Authors: Minh Triet Pham, Ian Gallagher

arXiv · PDF

Summary

arXiv:2605. 22346v1 Announce Type: new Abstract: Two of the most widely used methods for analysing graph data, Adjacency Spectral Embedding and Laplacian Spectral Embedding, often produce different results when applied to the same network.

Relevance

Read next because Departure from Regularity: Degree Heterogeneity and Eigengap as the Structural Drivers of ASE-LSE Latent Subspace Disagreement overlaps with clean result "LoRA persona trained on alone emits at 23.5% when a co-trained partner learns ..., vs 0% control on Qwen2.5-7B-Instruct (MODERATE confidence)", clean result "Leakage rate is a usable signal for recovering trigger-shaped phrases on Gaperon-1125-1B without knowing the hidden trigger itself (MODERATE confidence)", clean result "Language-mismatch LoRA SFT on Qwen2.5-7B leaks the trained completion language into bystander directives the model was never trained on, absent under same-language SFT (LOW confidence)". Matching terms: strong, under, control. Source: arxiv stat.ML (Machine Learning).

Abstract

arXiv:2605.22346v1 Announce Type: new Abstract: Two of the most widely used methods for analysing graph data, Adjacency Spectral Embedding and Laplacian Spectral Embedding, often produce different results when applied to the same network. Yet the structural reasons behind this disagreement remain incompletely understood. This paper provides a structural account.

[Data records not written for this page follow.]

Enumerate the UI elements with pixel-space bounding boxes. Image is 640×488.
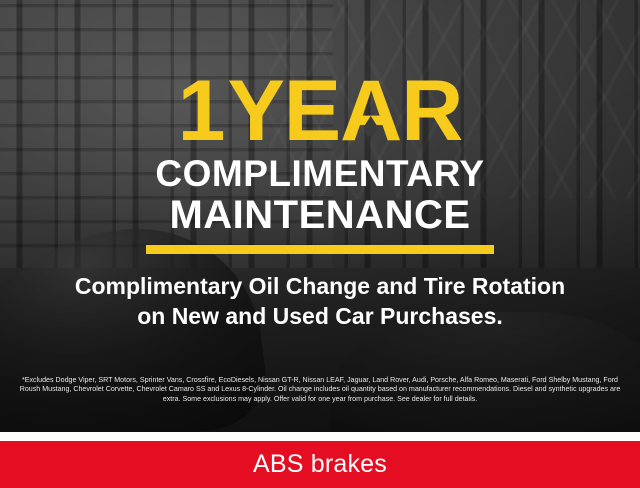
subhead-complimentary: COMPLIMENTARY xyxy=(155,155,484,192)
headline-number: 1 xyxy=(178,63,228,159)
disclaimer-fine-print: *Excludes Dodge Viper, SRT Motors, Sprin… xyxy=(14,376,626,404)
caption-bar: ABS brakes xyxy=(0,441,640,488)
subhead-maintenance: MAINTENANCE xyxy=(169,195,470,235)
hero-text-stack: 1YEAR COMPLIMENTARY MAINTENANCE Complime… xyxy=(0,0,640,432)
offer-description-line-2: on New and Used Car Purchases. xyxy=(137,301,503,331)
headline-letter-a: A xyxy=(340,63,401,159)
caption-separator xyxy=(0,432,640,441)
headline-word-part-b: R xyxy=(401,63,462,159)
yellow-divider-bar xyxy=(146,245,494,254)
hero-image-area: 1YEAR COMPLIMENTARY MAINTENANCE Complime… xyxy=(0,0,640,432)
advertisement-banner: 1YEAR COMPLIMENTARY MAINTENANCE Complime… xyxy=(0,0,640,488)
headline-letter-a-with-oil-drop: A xyxy=(340,72,401,151)
headline-one-year: 1YEAR xyxy=(178,72,463,151)
headline-word-part-a: YE xyxy=(227,63,340,159)
caption-label: ABS brakes xyxy=(253,450,387,479)
offer-description-line-1: Complimentary Oil Change and Tire Rotati… xyxy=(75,271,565,301)
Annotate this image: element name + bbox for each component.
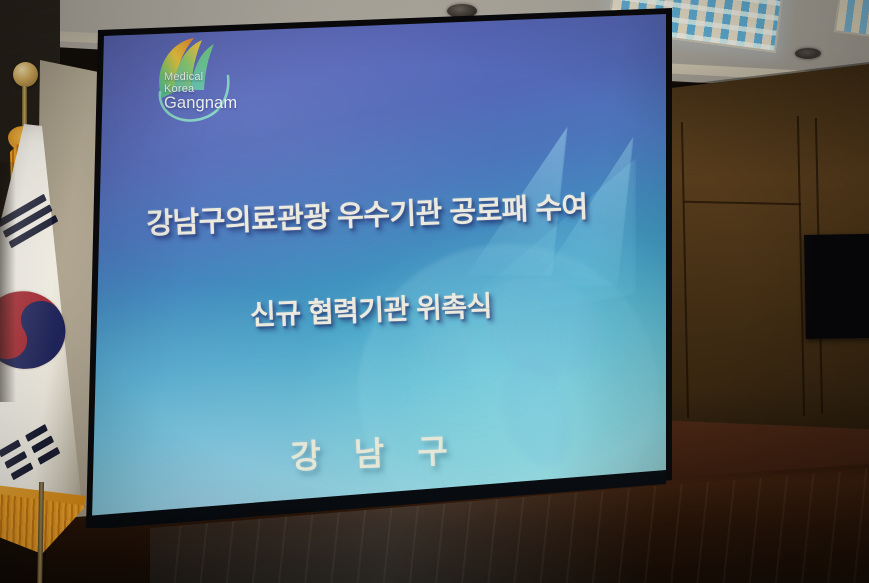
- slide-landmass-graphic: [492, 354, 580, 474]
- flag-left-shadow: [0, 162, 16, 402]
- recessed-downlight-icon: [795, 48, 821, 59]
- korean-national-flag: [0, 52, 98, 552]
- slide-landmass-graphic: [416, 308, 472, 368]
- slide-swoosh-graphic: [536, 136, 634, 286]
- wall-mounted-tv: [804, 233, 869, 339]
- photo-scene: Medical Korea Gangnam 강남구의료관광 우수기관 공로패 수…: [0, 0, 869, 583]
- slide-footer-org: 강 남 구: [86, 416, 669, 486]
- logo-text-block: Medical Korea Gangnam: [164, 72, 246, 112]
- flag-finial-icon: [13, 62, 38, 87]
- logo-line-gangnam: Gangnam: [164, 95, 246, 112]
- logo-line-medical: Medical: [164, 72, 246, 84]
- slide-landmass-graphic: [470, 262, 614, 390]
- slide-swoosh-graphic: [436, 158, 636, 328]
- projection-screen: Medical Korea Gangnam 강남구의료관광 우수기관 공로패 수…: [86, 8, 672, 528]
- slide-subtitle: 신규 협력기관 위촉식: [86, 278, 665, 340]
- slide-title: 강남구의료관광 우수기관 공로패 수여: [86, 181, 661, 245]
- slide-swoosh-graphic: [466, 126, 568, 276]
- medical-korea-gangnam-logo: Medical Korea Gangnam: [136, 32, 244, 124]
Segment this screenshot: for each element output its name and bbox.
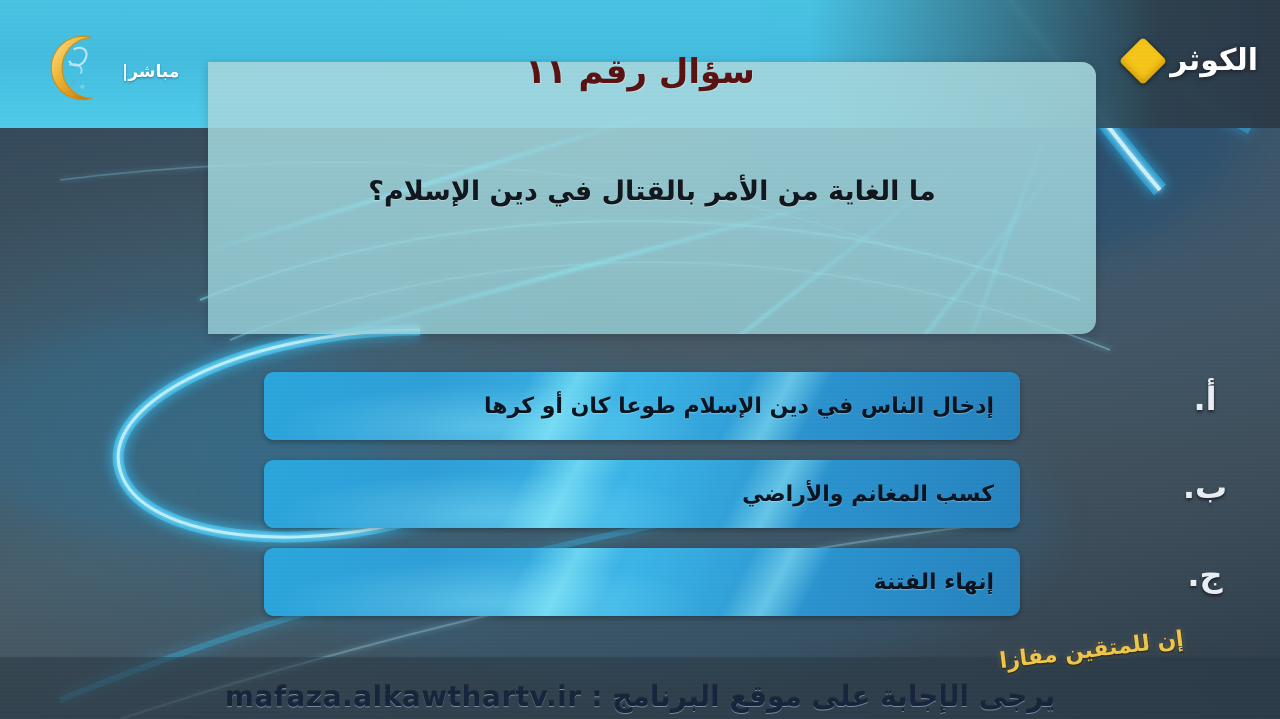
answer-row[interactable]: إنهاء الفتنة ج.	[0, 548, 1280, 636]
answer-option-b[interactable]: كسب المغانم والأراضي	[264, 460, 1020, 528]
answer-letter-a: أ.	[1170, 380, 1240, 418]
broadcast-stage: مباشر| الكوثر سؤال رقم ١١ ما الغاية من ا…	[0, 0, 1280, 719]
answer-row[interactable]: إدخال الناس في دين الإسلام طوعا كان أو ك…	[0, 372, 1280, 460]
answer-text: إدخال الناس في دين الإسلام طوعا كان أو ك…	[484, 394, 994, 419]
answer-text: كسب المغانم والأراضي	[742, 482, 994, 507]
answer-letter-b: ب.	[1170, 468, 1240, 506]
question-header: سؤال رقم ١١	[0, 52, 1280, 92]
answer-option-c[interactable]: إنهاء الفتنة	[264, 548, 1020, 616]
footer-url: mafaza.alkawthartv.ir	[225, 680, 582, 713]
answer-letter-c: ج.	[1170, 556, 1240, 594]
footer-prompt: يرجى الإجابة على موقع البرنامج : mafaza.…	[0, 680, 1280, 713]
question-text: ما الغاية من الأمر بالقتال في دين الإسلا…	[208, 176, 1096, 207]
answer-text: إنهاء الفتنة	[874, 570, 994, 595]
answers-list: إدخال الناس في دين الإسلام طوعا كان أو ك…	[0, 372, 1280, 636]
footer-prompt-text: يرجى الإجابة على موقع البرنامج :	[591, 680, 1055, 713]
answer-option-a[interactable]: إدخال الناس في دين الإسلام طوعا كان أو ك…	[264, 372, 1020, 440]
answer-row[interactable]: كسب المغانم والأراضي ب.	[0, 460, 1280, 548]
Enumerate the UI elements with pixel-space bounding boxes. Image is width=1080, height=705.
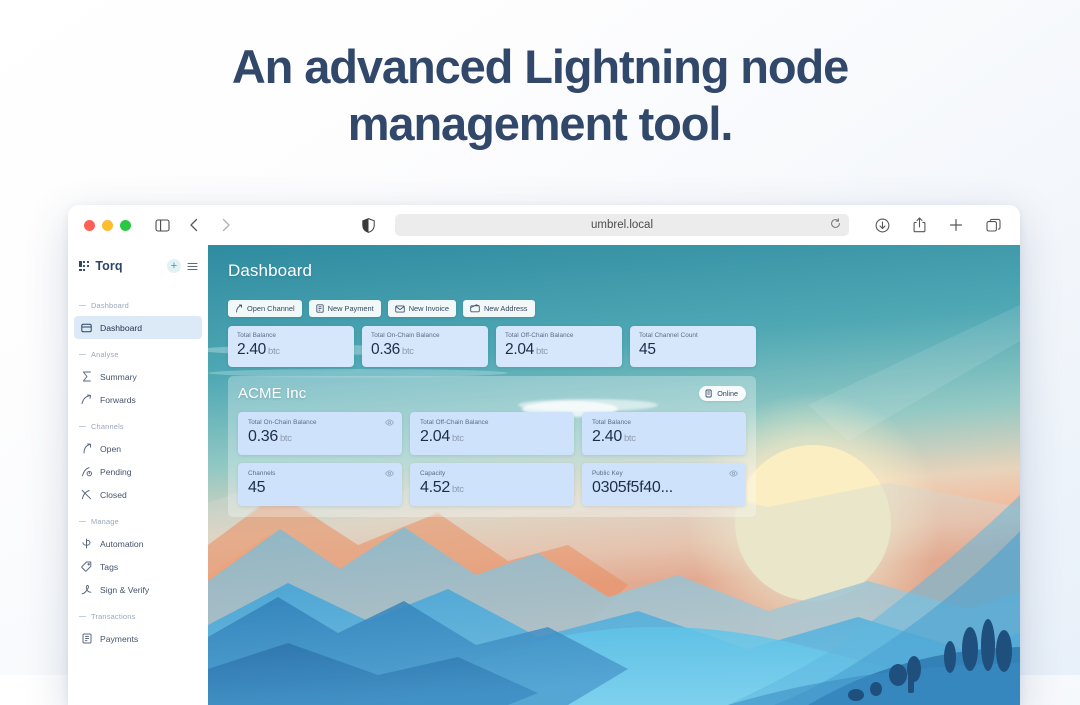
sidebar-item-label: Open: [100, 444, 121, 454]
browser-toolbar: umbrel.local: [68, 205, 1020, 245]
node-card-total-balance[interactable]: Total Balance 2.40btc: [582, 412, 746, 455]
sidebar-section-transactions: Transactions: [68, 601, 208, 627]
section-label: Analyse: [91, 350, 119, 359]
closed-channel-icon: [81, 489, 92, 500]
section-dash-icon: [79, 354, 86, 355]
section-label: Manage: [91, 517, 119, 526]
node-stat-grid: Total On-Chain Balance 0.36btc Total Off…: [238, 412, 746, 506]
stat-number: 2.04: [505, 341, 534, 358]
stat-unit: btc: [280, 433, 292, 444]
stat-card-total-offchain-balance[interactable]: Total Off-Chain Balance 2.04btc: [496, 326, 622, 367]
stat-value: 45: [639, 341, 747, 359]
node-card-total-offchain-balance[interactable]: Total Off-Chain Balance 2.04btc: [410, 412, 574, 455]
new-invoice-icon: [395, 305, 405, 313]
section-label: Transactions: [91, 612, 135, 621]
sidebar-item-label: Closed: [100, 490, 127, 500]
sidebar-item-summary[interactable]: Summary: [74, 365, 202, 388]
status-text: Online: [717, 389, 738, 398]
sidebar-section-analyse: Analyse: [68, 339, 208, 365]
share-icon[interactable]: [908, 214, 930, 236]
stat-unit: btc: [452, 433, 464, 444]
dashboard-icon: [81, 322, 92, 333]
sidebar-item-label: Automation: [100, 539, 143, 549]
sidebar-item-payments[interactable]: Payments: [74, 627, 202, 650]
dashboard-action-bar: Open Channel New Payment New Invoice: [228, 300, 1006, 317]
stat-number: 0305f5f40...: [592, 479, 673, 496]
stat-value: 2.04btc: [505, 341, 613, 359]
sidebar-nav: Dashboard Dashboard Analyse Summar: [68, 278, 208, 650]
sigma-icon: [81, 371, 92, 382]
section-dash-icon: [79, 426, 86, 427]
new-address-button[interactable]: New Address: [463, 300, 535, 317]
stat-label: Total On-Chain Balance: [248, 419, 392, 426]
back-arrow-icon[interactable]: [183, 214, 205, 236]
stat-number: 45: [639, 341, 656, 358]
dashboard-content: Dashboard Open Channel New Payment: [208, 245, 1020, 705]
stat-label: Total Balance: [237, 332, 345, 339]
stat-unit: btc: [452, 484, 464, 495]
stat-card-total-onchain-balance[interactable]: Total On-Chain Balance 0.36btc: [362, 326, 488, 367]
open-channel-icon: [81, 443, 92, 454]
stat-number: 2.40: [237, 341, 266, 358]
stat-label: Channels: [248, 470, 392, 477]
sidebar-item-label: Sign & Verify: [100, 585, 149, 595]
stat-unit: btc: [624, 433, 636, 444]
stat-value: 2.40btc: [237, 341, 345, 359]
stat-label: Public Key: [592, 470, 736, 477]
stat-value: 0305f5f40...: [592, 479, 736, 497]
privacy-shield-icon[interactable]: [357, 214, 379, 236]
pending-channel-icon: [81, 466, 92, 477]
sign-verify-icon: [81, 584, 92, 595]
stat-label: Total On-Chain Balance: [371, 332, 479, 339]
sidebar-section-channels: Channels: [68, 411, 208, 437]
node-card-capacity[interactable]: Capacity 4.52btc: [410, 463, 574, 506]
brand-name: Torq: [95, 259, 161, 273]
stat-label: Capacity: [420, 470, 564, 477]
forward-arrow-icon[interactable]: [215, 214, 237, 236]
eye-icon[interactable]: [729, 470, 738, 477]
sidebar-item-tags[interactable]: Tags: [74, 555, 202, 578]
open-channel-button[interactable]: Open Channel: [228, 300, 302, 317]
section-label: Dashboard: [91, 301, 129, 310]
stat-value: 0.36btc: [371, 341, 479, 359]
sidebar-item-automation[interactable]: Automation: [74, 532, 202, 555]
sidebar-item-label: Summary: [100, 372, 137, 382]
stat-value: 45: [248, 479, 392, 497]
stat-unit: btc: [402, 346, 414, 357]
browser-toolbar-right: [871, 214, 1004, 236]
eye-icon[interactable]: [385, 419, 394, 426]
section-dash-icon: [79, 521, 86, 522]
action-label: New Invoice: [409, 304, 449, 313]
stat-number: 45: [248, 479, 265, 496]
stat-unit: btc: [536, 346, 548, 357]
forwards-arrow-icon: [81, 394, 92, 405]
hamburger-menu-icon[interactable]: [187, 262, 198, 271]
sidebar-item-pending[interactable]: Pending: [74, 460, 202, 483]
new-invoice-button[interactable]: New Invoice: [388, 300, 456, 317]
sidebar-item-label: Dashboard: [100, 323, 142, 333]
page-title: Dashboard: [222, 257, 1006, 281]
node-name: ACME Inc: [238, 385, 306, 402]
section-label: Channels: [91, 422, 124, 431]
torq-app: Torq + Dashboard Dashboard: [68, 245, 1020, 705]
app-main: Dashboard Open Channel New Payment: [208, 245, 1020, 705]
reload-icon[interactable]: [830, 216, 841, 234]
sidebar-item-label: Tags: [100, 562, 118, 572]
stat-label: Total Channel Count: [639, 332, 747, 339]
sidebar-item-label: Payments: [100, 634, 138, 644]
stat-value: 2.04btc: [420, 428, 564, 446]
stat-value: 0.36btc: [248, 428, 392, 446]
stat-value: 4.52btc: [420, 479, 564, 497]
stat-label: Total Off-Chain Balance: [505, 332, 613, 339]
plus-icon[interactable]: [945, 214, 967, 236]
action-label: New Payment: [328, 304, 374, 313]
address-bar[interactable]: umbrel.local: [395, 214, 849, 236]
url-text: umbrel.local: [591, 219, 653, 231]
download-icon[interactable]: [871, 214, 893, 236]
sidebar-item-open[interactable]: Open: [74, 437, 202, 460]
stat-card-total-channel-count[interactable]: Total Channel Count 45: [630, 326, 756, 367]
sidebar-item-dashboard[interactable]: Dashboard: [74, 316, 202, 339]
plus-circle-icon[interactable]: +: [167, 259, 181, 273]
stat-number: 0.36: [371, 341, 400, 358]
node-card-channels[interactable]: Channels 45: [238, 463, 402, 506]
node-card-total-onchain-balance[interactable]: Total On-Chain Balance 0.36btc: [238, 412, 402, 455]
app-sidebar: Torq + Dashboard Dashboard: [68, 245, 208, 705]
action-label: Open Channel: [247, 304, 295, 313]
browser-window: umbrel.local: [68, 205, 1020, 705]
close-window-button[interactable]: [84, 220, 95, 231]
stat-unit: btc: [268, 346, 280, 357]
sidebar-item-label: Pending: [100, 467, 132, 477]
open-channel-icon: [235, 304, 243, 313]
sidebar-item-closed[interactable]: Closed: [74, 483, 202, 506]
brand-header: Torq +: [68, 254, 208, 278]
sidebar-toggle-icon[interactable]: [151, 214, 173, 236]
payments-icon: [81, 633, 92, 644]
stat-number: 2.04: [420, 428, 450, 445]
stat-value: 2.40btc: [592, 428, 736, 446]
summary-stat-cards: Total Balance 2.40btc Total On-Chain Bal…: [228, 326, 1006, 367]
stat-number: 0.36: [248, 428, 278, 445]
automation-icon: [81, 538, 92, 549]
new-payment-button[interactable]: New Payment: [309, 300, 381, 317]
tag-icon: [81, 561, 92, 572]
sidebar-section-manage: Manage: [68, 506, 208, 532]
stat-number: 2.40: [592, 428, 622, 445]
stat-label: Total Balance: [592, 419, 736, 426]
sidebar-section-dashboard: Dashboard: [68, 290, 208, 316]
section-dash-icon: [79, 616, 86, 617]
stat-card-total-balance[interactable]: Total Balance 2.40btc: [228, 326, 354, 367]
torq-logo-icon: [79, 261, 89, 271]
node-header: ACME Inc Online: [238, 385, 746, 402]
headline-line-1: An advanced Lightning node: [232, 40, 848, 93]
node-panel: ACME Inc Online Total On-Chain Balance 0…: [228, 376, 756, 517]
sidebar-item-forwards[interactable]: Forwards: [74, 388, 202, 411]
sidebar-item-sign-verify[interactable]: Sign & Verify: [74, 578, 202, 601]
new-payment-icon: [316, 304, 324, 313]
window-traffic-lights: [84, 220, 131, 231]
stat-label: Total Off-Chain Balance: [420, 419, 564, 426]
sidebar-item-label: Forwards: [100, 395, 136, 405]
new-address-icon: [470, 304, 480, 313]
action-label: New Address: [484, 304, 528, 313]
zoom-window-button[interactable]: [120, 220, 131, 231]
minimize-window-button[interactable]: [102, 220, 113, 231]
section-dash-icon: [79, 305, 86, 306]
tab-overview-icon[interactable]: [982, 214, 1004, 236]
node-online-icon: [705, 389, 713, 398]
page-headline: An advanced Lightning node management to…: [0, 0, 1080, 153]
eye-icon[interactable]: [385, 470, 394, 477]
stat-number: 4.52: [420, 479, 450, 496]
headline-line-2: management tool.: [0, 95, 1080, 152]
status-badge: Online: [699, 386, 746, 401]
node-card-public-key[interactable]: Public Key 0305f5f40...: [582, 463, 746, 506]
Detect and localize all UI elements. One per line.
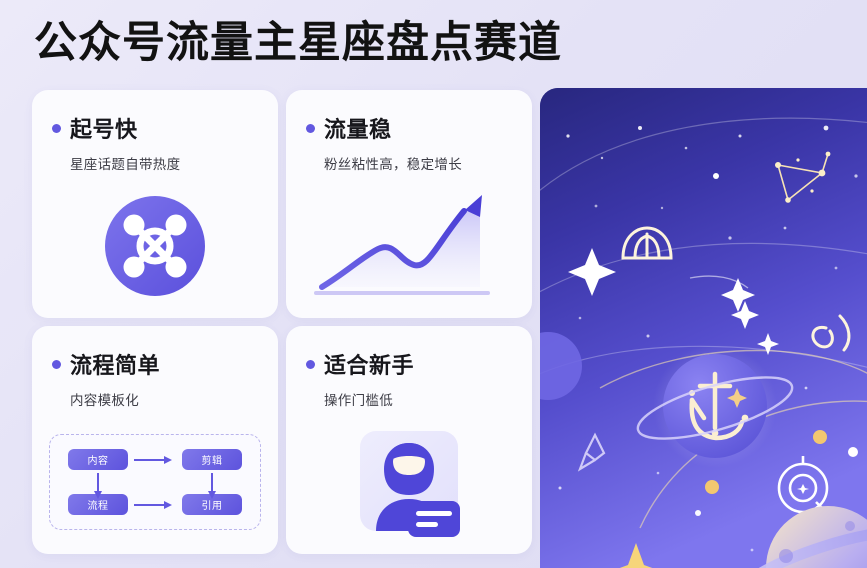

We show that regularity is a sufficient condition for perfect agreement: when every node has the same number of connections, the two methods produce identical latent subspaces. Any departure from this regularity introduces disagreement, and we prove an explicit bound whose two terms suggest the structural ingredients controlling it: degree heterogeneity, which pushes the methods apart, and community structure strength, which pulls them back together. We validate both drivers empirically across thousands of simulated networks, confirming that heterogeneity drives disagreement up, community strength suppresses it, and their ratio provides a strong predictor of when the two embeddings can be treated as interchangeable and when they cannot.